Economic forecasters are lining up to predict that the government is set to miss the target. The Institute for Fiscal Studies (IFS) predicts the shortfall will be £16-27bn; Citigroup’s estimated overshoot is £40-50bn. The IFS has urged the government to ditch a target it sees as a poor measure of financial sustainability. The Chancellor should resist these calls on economic, moral and political grounds.
Britain has a public spending problem that is pushing government debt into the economic danger zone. According to the OECD, UK public spending between 2000 and 2010 rose by 14 per cent of GDP. It remains a fraction below the debt-wracked Eurozone average. There is a correlation between high levels of public spending and sluggish growth. But the worrying evidence relates to the economic impact of total debt that flows from higher interest rates, loss of market confidence, crowding out the private sector, and more vulnerability to crises.
A 2010 report for the International Monetary Fund (IMF) found that a 10 per cent increase in debt to GDP slows growth by 0.2 per cent per year and, when debt hits 90 per cent of GDP, growth suffers in advanced economies by an average of 1.3 per cent per year.

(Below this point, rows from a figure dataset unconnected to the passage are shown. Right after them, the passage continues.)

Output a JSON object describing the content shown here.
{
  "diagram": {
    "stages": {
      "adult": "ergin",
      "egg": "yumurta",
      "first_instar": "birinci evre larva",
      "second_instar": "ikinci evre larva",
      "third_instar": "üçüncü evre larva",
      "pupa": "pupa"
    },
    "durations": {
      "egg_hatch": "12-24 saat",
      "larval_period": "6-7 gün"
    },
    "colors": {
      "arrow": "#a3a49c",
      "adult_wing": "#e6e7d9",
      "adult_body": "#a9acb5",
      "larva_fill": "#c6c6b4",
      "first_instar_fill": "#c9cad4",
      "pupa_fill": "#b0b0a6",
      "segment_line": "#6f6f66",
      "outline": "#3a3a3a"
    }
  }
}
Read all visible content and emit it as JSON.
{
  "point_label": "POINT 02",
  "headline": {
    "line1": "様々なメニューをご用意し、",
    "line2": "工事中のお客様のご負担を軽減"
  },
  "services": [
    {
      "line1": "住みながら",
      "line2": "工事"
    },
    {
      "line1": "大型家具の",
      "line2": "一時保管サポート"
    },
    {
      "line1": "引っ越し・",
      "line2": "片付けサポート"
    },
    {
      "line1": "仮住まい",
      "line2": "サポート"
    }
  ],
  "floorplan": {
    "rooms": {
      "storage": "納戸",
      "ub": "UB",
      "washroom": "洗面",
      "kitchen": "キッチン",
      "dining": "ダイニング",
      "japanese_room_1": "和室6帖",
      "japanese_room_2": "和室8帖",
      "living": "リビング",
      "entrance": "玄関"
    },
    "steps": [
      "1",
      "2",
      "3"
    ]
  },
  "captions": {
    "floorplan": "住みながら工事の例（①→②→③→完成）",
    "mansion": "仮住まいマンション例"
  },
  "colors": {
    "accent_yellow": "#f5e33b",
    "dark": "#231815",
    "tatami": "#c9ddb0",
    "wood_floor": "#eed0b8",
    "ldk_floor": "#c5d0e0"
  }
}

How close is Britain to the danger zone? According to the IMF, this year UK gross government debt hit 89 per cent of GDP – with net debt at 84 per cent. It has doubled over ten years, a trajectory which, if unchecked, will fly past the 90 per cent tipping point within 12 months. The target may be artificial, but the reality remains dire.
There is a compelling moral dimension, too. In 2010, the National Institute for Economic and Social Research estimated that total UK public debt was the equivalent of leaving each child growing up today with a tax bill of £200,000. Such unfairness dwarfs the current gripes over cuts. Likewise, aside from the political embarrassment of abandoning a key economic benchmark, the public at large will not understand how a five year austerity programme can lead to exponentially rising debt.
How should the target be met? We could learn from the experiences of Mark Carney, the new Canadian governor of the Bank of England. Canada cut its deficit in the 1990s by questioning whole areas of government activity – rather than merely salami-slicing budgets. The UK government still has ample scope to adopt a similar approach.
Britain has twenty central government departments that inflate capital and administration costs. The US has 15 federal departments, Germany has 14. Even high-spending social democracies like Denmark and Sweden have fewer ministries than we do. Options for consolidation include merging the two environmental departments, dovetailing the Department for International Development back into the Foreign & Commonwealth Office, abolishing the Department for Business, Innovation and Skills (hiving essential programme spending into the Treasury), and cutting the Government Equalities Office (which duplicates the Equalities and Human Rights Commission).
These modest measures alone would save up to £20bn each year and enable the government to spare frontline public services and avoid harming the economic recovery. As the number of government ministers shrank, coalition politicians would also be in a stronger position to cajole the public with its signature theme tune that “we are all in this together”.
Beyond Whitehall, bringing troops home from Afghanistan a year early would save £3.6bn. If EU budget negotiations led to the repatriation of the ‘structural funds’ to help poorer regions, the UK would save another £3.5bn per year.
This way, the government could start to tackle the debt, not just the deficit, and create enough headroom to deliver a cut in business taxes that would boost growth and generate revenue, sparking a virtuous economic cycle.
The public recognises that turning government debt around is like an oil tanker reversing course. But, five years is long enough for even the bulkiest of carriers to change course.
Dominic Raab is the Conservative MP for Esher & Walton.